Il y a aussi le couple où la future maman vit sa grossesse comme «une martyre au bûcher». Chaque mouvement lui tire un grognement. Tout est si pénible et difficile que je me demande si elle survivra aux contractions. Mais je sais très bien qu'elle survivra aux contractions! C'est elle qui en doute...

Les raisons de continuer

Enfin, heureusement, il y a «le couple», paire d'humains merveilleusement assortis, qui apporte dans ma salle comme un souffle divin. C'est ce couple qui me donne foi en l'humanité et qui me pousse à poursuivre ce travail depuis 32 ans.
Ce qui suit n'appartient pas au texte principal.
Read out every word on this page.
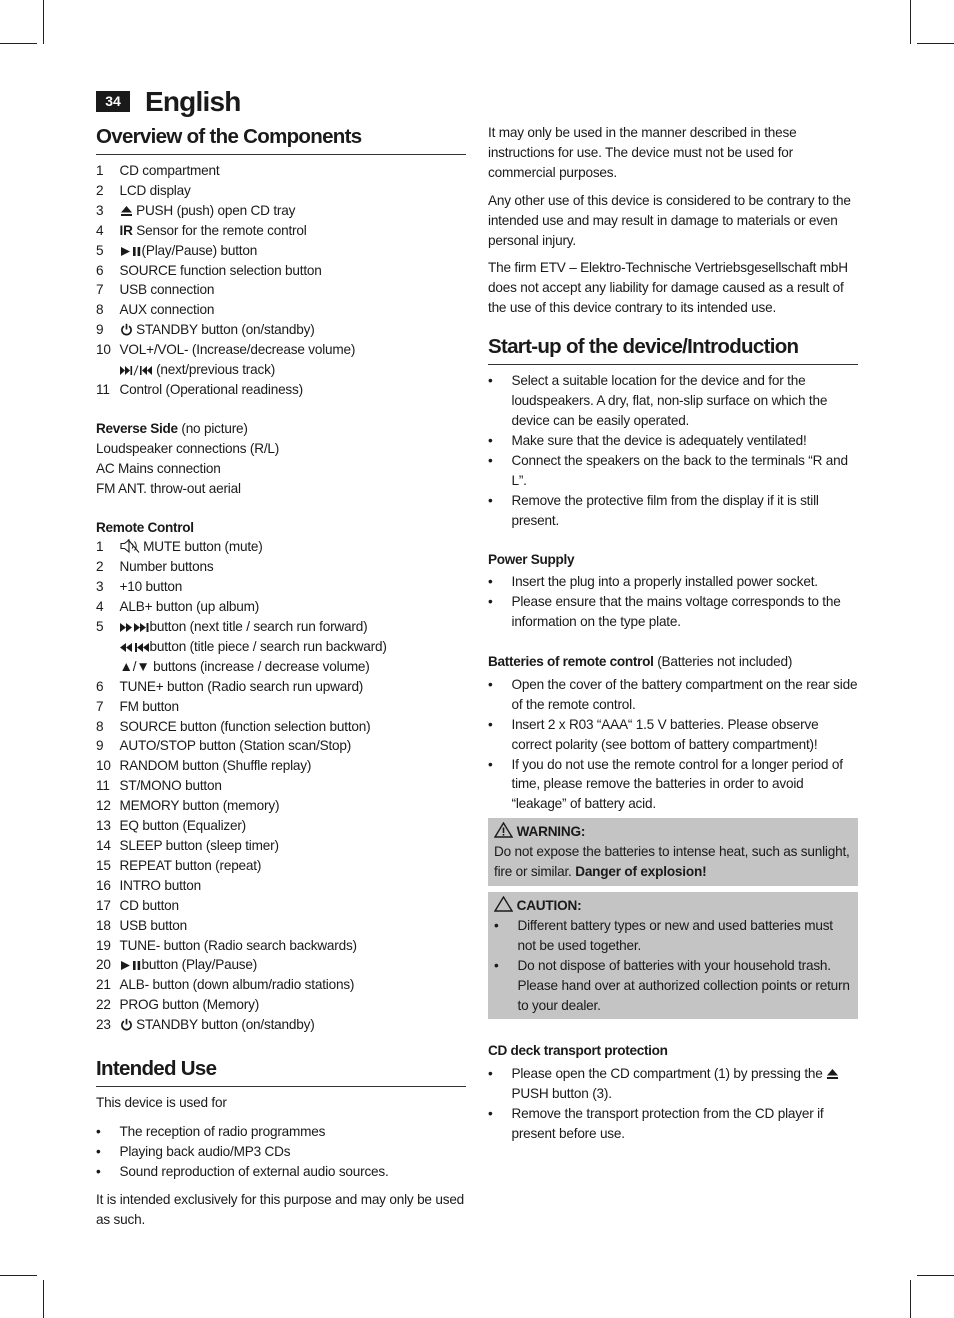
34 English
Overview of the Components
1	CD compartment
2	LCD display
3	PUSH (push) open CD tray
4	IR Sensor for the remote control
5	(Play/Pause) button
6	SOURCE function selection button
7	USB connection
8	AUX connection
9	STANDBY button (on/standby)
10 VOL+/VOL- (Increase/decrease volume)
(next/previous track)
11 Control (Operational readiness)

Reverse Side (no picture)

Loudspeaker connections (R/L)

AC Mains connection

FM ANT. throw-out aerial

Remote Control

1	MUTE button (mute)
2	Number buttons
3	+10 button
4	ALB+ button (up album)
5	button (next title / search run forward)
button (title piece / search run backward)
▲/▼ buttons (increase / decrease volume)
6	TUNE+ button (Radio search run upward)
7	FM button
8	SOURCE button (function selection button)
9	AUTO/STOP button (Station scan/Stop)
10 RANDOM button (Shuffle replay)
11 ST/MONO button
12 MEMORY button (memory)
13 EQ button (Equalizer)
14 SLEEP button (sleep timer)
15 REPEAT button (repeat)
16 INTRO button
17 CD button
18 USB button
19 TUNE- button (Radio search backwards)
20	button (Play/Pause)
21 ALB- button (down album/radio stations)
22 PROG button (Memory)
23	STANDBY button (on/standby)
Intended Use

This device is used for

•	The reception of radio programmes
•	Playing back audio/MP3 CDs
•	Sound reproduction of external audio sources.

It is intended exclusively for this purpose and may only be used as such.

It may only be used in the manner described in these instructions for use. The device must not be used for commercial purposes.

Any other use of this device is considered to be contrary to the intended use and may result in damage to materials or even personal injury.

The firm ETV – Elektro-Technische Vertriebsgesellschaft mbH does not accept any liability for damage caused as a result of the use of this device contrary to its intended use.

Start-up of the device/Introduction
•	Select a suitable location for the device and for the loudspeakers. A dry, flat, non-slip surface on which the device can be easily operated.
•	Make sure that the device is adequately ventilated!
•	Connect the speakers on the back to the terminals “R and L”.
•	Remove the protective film from the display if it is still present.

Power Supply

•	Insert the plug into a properly installed power socket.
•	Please ensure that the mains voltage corresponds to the information on the type plate.

Batteries of remote control (Batteries not included)

•	Open the cover of the battery compartment on the rear side of the remote control.
•	Insert 2 x R03 “AAA“ 1.5 V batteries. Please observe correct polarity (see bottom of battery compartment)!
•	If you do not use the remote control for a longer period of time, please remove the batteries in order to avoid “leakage” of battery acid.
WARNING:

Do not expose the batteries to intense heat, such as sunlight, fire or similar. Danger of explosion!

CAUTION:
•	Different battery types or new and used batteries must not be used together.
•	Do not dispose of batteries with your household trash. Please hand over at authorized collection points or return to your dealer.

CD deck transport protection

•	Please open the CD compartment (1) by pressing the  PUSH button (3).
•	Remove the transport protection from the CD player if present before use.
Ils font des enfants parce qu'ils s'aiment tout simplement. Leurs regards sont empreints de respect et d'admiration réciproques. Leurs mots ne transportent que tendresse et complicité. Leurs gestes sont ceux qui me font croire que ça vaut la peine de continuer.

À vous deux, merci mille fois d'exister, et que votre conte de fée dure pour l'éternité.